HBO, Showtime and Starz, consider this a warning. Netflix and Relativity have just announced a deal that will see all first-run theatrical releases from the production company available via streaming to Netflix subscribers, just months after their release on DVD. It's a bit of a coup for the mail order 'n' mobile-streaming service, as it will give its 13 million subscribers access to new(ish) films before they're viewed on pay TV.
Under the terms of the agreement, Netflix gets licensing rights to all movies for which Relativity Media controls distribution--that's 14 films over the next 12 months. What all industry insiders are begging to know is this: How much did Netflix pay for the priviledge? Given that the deal basically cuts out TV's first hands-on with the movies, expect it to be around the same amount that HBO and Co. pay the studios each year--estimated to be around $100 million.
The signs have been there for some time--after all, the announcement comes just two months after the FCC ruled that film releases could be released over secure TV, after an application by the Motion Picture Association of America.

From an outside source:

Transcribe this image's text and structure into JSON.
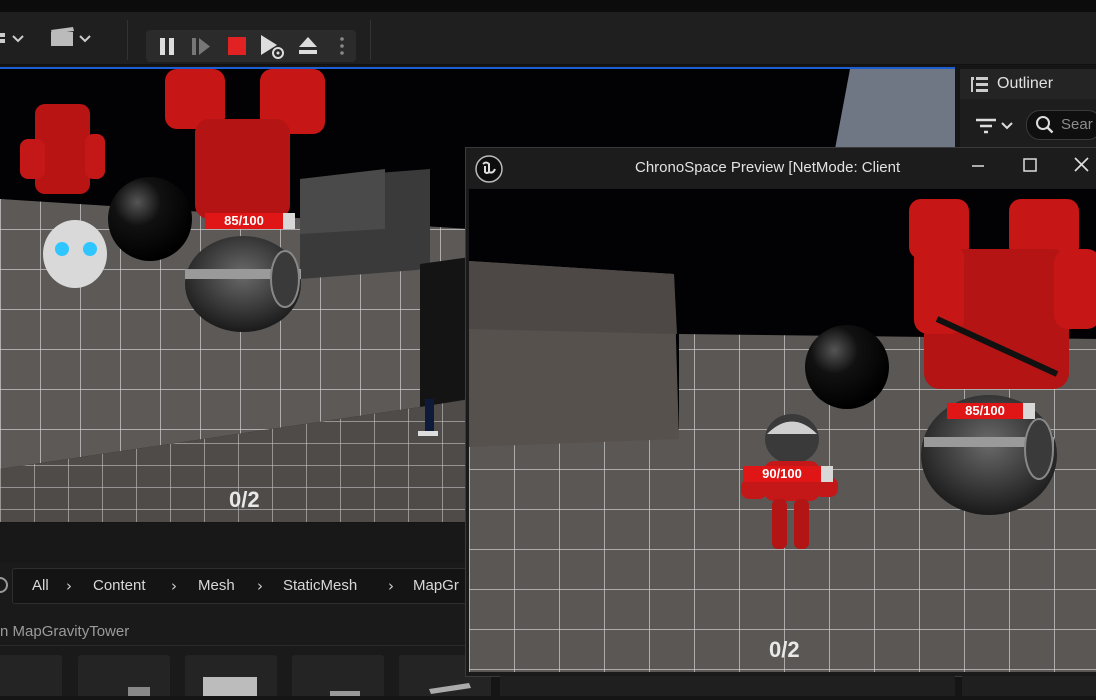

And Time-Warner is already on the case of way, way future negotiations, as FastCompany reported a couple months back, and bypassing DVD release in favor of straight to TV blockbusters, that will be screened in viewers homes just one month after their cinema release date.
It is no secret that Netflix has long had designs on the pay TV market. Some commentators, such as Deadline's Nikki Finke, are unimpressed by the deal, for several reasons. Relativity is not a major player on the studio front--it has limited distribution rights, and despite the appearance of major-league movie stars such as Nicolas Cage and Christian Bale, most of its movies up until this year were either joint productions or co-finance jobs.
The Netflix-Relativity deal won't change the face of movies or pay TV as we know it, as Relativity is a relatively minor player in Hollywood. The Wrap's Sharon Waxman, however, exhorts media watchers to fast-forward to 2015, when it's time for the pay TV firms to renegotiate their deals with the Hollywood studios. But five years is a long time away--YouTube, don't forget, was only founded in February 2005.